Je voudrais évoquer ici une autre sage-femme, et je le fais avec un grand respect car elle m’a beaucoup fait réfléchir. Nous étions au troisième jour d’un séminaire de dynamique de groupe. Cette jeune femme au regard très dur était seule à ne pas s’être encore exprimée, ce qui donna à ses brusques paroles un saisissant relief: « Je sais pourquoi je fais ce métier pour entendre ma mère hurler tous les jours ».
Il y a là peut-être un condensé des problèmes que posent nos répétitions inconscientes. Cette femme avait un sérieux compte à régler avec sa mère. Nous avons tous des comptes à demander à nos parents. Mais elle se servait d’autres enfants pour régler les siens, et ce sont d’autres femmes que sa mère qui en recevaient la charge. Tous autant que nous sommes, ne déplaçons-nous pas, sur d’autres que nos parents, nos griefs refoulés?

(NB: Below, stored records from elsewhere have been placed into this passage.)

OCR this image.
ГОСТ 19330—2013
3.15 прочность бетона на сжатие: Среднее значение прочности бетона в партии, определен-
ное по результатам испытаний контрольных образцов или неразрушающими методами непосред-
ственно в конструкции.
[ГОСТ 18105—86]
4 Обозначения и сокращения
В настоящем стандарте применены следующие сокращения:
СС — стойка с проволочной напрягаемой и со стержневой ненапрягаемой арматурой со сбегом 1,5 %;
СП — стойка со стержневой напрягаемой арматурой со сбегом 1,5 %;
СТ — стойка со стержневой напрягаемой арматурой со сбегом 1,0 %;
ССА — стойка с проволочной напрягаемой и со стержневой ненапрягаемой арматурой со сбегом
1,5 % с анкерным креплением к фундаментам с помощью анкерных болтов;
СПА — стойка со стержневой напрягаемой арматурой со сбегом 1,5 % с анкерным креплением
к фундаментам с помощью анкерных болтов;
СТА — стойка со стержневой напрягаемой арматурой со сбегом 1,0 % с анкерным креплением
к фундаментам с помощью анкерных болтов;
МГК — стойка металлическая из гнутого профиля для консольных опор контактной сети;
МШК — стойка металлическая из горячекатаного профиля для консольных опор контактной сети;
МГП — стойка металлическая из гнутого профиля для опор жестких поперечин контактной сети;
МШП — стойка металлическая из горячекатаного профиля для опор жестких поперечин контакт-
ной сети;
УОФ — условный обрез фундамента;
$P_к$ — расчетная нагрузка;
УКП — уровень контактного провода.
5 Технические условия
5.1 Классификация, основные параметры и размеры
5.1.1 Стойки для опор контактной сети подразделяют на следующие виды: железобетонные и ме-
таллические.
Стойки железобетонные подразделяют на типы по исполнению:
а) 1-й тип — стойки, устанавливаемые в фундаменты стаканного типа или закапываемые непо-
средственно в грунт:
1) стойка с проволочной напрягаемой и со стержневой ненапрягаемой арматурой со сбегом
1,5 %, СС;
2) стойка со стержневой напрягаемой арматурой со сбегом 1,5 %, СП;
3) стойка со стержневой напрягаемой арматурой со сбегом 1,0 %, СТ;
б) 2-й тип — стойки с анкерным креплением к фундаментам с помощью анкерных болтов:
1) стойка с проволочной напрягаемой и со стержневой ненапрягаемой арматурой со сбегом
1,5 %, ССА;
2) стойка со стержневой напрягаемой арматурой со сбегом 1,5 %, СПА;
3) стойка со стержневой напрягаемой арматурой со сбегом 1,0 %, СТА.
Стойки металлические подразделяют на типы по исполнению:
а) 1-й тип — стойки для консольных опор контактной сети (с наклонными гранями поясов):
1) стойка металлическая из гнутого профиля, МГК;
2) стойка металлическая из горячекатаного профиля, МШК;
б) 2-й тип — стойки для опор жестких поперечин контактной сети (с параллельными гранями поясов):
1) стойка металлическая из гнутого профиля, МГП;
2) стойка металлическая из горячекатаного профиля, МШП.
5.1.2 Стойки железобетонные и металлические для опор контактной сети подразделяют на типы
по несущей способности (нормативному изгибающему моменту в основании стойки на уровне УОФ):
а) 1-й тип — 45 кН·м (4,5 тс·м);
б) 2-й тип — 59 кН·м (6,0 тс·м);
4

Ne nous servons-nous pas d’autres enfants que nous-mêmes, les nôtres par exemple, pour que les questions se perpétuent sans trouver de réponse?
Le travail psychanalytique cherche précisément à obtenir que les comptes se règlent avec l’analyste. Et, depuis Freud, l’avancée s’est poursuivie en-deçà de l’Oedipe. Nous savons que Françoise Dolto s’est beaucoup occupée de tout-petits. Winnicott a poursuivi la recherche de Mélanie Klein et de l’Ecole anglaise sur les nourrissons. Le travail de Michael Balint a rejoint celui de Ferenczi qu’on a fini par sortir de l’ostracisme où l’avait maintenu les critiques de Freud. On sait maintenant que le bébé est une personne. Mais est-ce suffisant?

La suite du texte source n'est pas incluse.